Fact: The Closed Shop

There is a bit of old world sound to this. It has some classical music in it, too. I suppose the folk prog label applies better to this than it does a lot of the other stuff. This is such a pretty and powerful piece of music. There is some particularly noteworthy keyboard work on this song.

In Search of England

In some ways this makes me think of Procol Harum. It has a lot of power and majesty to it. It's very much rooted in a folk prog style. It's dramatic and classy in texture and delivery. I  particularly like the keyboard dominated instrumental section.

Sip of Wine
A bit more of a mainstream rocker, this one works quite well. I like the closing instrumental section quite a bit.
Harbour
Picked guitar sounds start this. It works out from there in nice fashion. This is a mellower tune in a lot of ways. I love the multiple layers of vocals on this. The song is definitely one of the highlights of the set.
Nova Lepidoptera

The cool trippy keyboard textures at the start of this create an intriguing tone. The slow moving mainstream prog that comes out from there makes me think quite a bit of Alan Parsons. I love the vocal arrangement on this, but actually I love everything about this song. It's another highlight.

Giving It Up

Rising up slowly, this feels almost like an extension of the previous number in a lot of ways. It has a similar tone to it. This is more in line with the folk prog concept, though. It's another strong tune on a disc with a lot of strong music.

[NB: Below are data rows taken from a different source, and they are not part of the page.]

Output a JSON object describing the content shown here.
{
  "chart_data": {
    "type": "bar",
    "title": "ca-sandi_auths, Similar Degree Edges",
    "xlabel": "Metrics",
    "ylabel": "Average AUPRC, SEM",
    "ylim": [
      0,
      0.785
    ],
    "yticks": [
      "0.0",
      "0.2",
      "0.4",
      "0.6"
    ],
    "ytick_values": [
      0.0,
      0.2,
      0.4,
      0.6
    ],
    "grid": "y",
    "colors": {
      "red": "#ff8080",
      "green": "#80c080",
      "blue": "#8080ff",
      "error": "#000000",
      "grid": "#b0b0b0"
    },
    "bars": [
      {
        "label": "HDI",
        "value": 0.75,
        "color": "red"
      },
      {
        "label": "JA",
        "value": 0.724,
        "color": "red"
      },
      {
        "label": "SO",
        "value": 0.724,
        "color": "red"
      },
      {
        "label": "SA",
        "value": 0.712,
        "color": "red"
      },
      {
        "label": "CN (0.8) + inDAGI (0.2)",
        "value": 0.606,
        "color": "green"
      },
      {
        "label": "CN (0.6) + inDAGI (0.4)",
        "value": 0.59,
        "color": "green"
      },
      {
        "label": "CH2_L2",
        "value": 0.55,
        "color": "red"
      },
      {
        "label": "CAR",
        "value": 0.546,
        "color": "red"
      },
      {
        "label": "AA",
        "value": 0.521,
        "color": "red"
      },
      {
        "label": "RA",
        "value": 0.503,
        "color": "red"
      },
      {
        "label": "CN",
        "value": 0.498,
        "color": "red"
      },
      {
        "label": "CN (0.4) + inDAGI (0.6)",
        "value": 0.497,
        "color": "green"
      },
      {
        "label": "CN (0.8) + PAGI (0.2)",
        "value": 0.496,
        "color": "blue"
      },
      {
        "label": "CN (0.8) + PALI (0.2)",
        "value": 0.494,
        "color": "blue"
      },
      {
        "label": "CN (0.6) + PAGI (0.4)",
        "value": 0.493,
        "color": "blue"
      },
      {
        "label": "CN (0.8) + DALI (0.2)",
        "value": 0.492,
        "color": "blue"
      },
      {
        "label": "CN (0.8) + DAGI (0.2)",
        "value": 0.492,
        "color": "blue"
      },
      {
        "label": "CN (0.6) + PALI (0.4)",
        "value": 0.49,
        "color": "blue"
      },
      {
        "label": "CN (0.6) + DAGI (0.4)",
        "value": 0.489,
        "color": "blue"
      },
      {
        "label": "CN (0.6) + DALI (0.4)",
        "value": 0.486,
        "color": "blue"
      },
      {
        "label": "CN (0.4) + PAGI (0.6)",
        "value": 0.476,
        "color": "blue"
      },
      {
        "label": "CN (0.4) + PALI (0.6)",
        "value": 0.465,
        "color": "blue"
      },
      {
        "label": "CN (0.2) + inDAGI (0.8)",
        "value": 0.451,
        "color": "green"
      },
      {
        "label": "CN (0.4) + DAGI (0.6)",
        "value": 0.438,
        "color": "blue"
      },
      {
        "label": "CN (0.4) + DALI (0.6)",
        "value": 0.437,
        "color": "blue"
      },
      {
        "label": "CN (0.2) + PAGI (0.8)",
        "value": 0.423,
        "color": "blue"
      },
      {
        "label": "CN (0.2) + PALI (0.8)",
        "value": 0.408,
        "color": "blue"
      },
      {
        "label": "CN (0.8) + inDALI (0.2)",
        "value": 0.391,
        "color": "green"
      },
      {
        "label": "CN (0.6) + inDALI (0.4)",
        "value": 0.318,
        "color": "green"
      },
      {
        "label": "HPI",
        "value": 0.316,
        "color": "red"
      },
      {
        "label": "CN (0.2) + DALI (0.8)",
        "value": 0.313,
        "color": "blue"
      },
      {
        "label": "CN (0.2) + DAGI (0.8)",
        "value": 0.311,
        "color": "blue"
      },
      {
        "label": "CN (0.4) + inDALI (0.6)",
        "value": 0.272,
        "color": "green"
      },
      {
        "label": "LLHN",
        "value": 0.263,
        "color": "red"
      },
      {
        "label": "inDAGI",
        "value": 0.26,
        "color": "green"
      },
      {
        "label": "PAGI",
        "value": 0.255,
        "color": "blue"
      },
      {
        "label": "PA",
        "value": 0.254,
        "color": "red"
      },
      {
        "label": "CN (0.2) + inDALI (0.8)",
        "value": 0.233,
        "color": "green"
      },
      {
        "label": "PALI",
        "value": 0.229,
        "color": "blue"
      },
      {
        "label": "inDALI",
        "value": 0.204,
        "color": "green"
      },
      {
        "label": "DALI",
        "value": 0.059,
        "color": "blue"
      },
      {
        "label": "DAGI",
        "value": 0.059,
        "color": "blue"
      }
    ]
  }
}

Fiction: The Streets of San Francisco

The Alan Parsons thing is still rather present on this cut. There is plenty of folk prog built into it, too. The cool instrumental excursion is intriguing. It has a definite prog rock basis, but there is almost a blues angle, and the harmonica intensifies that. This is an accessible and strong number that serves as an effective closer to the album proper.

Bonus Track

        

 

The Streets of San Francisco (Alternate Version)
This is much more of pure folk song than the final version. It's a cool version, but I prefer the fuller arrangement.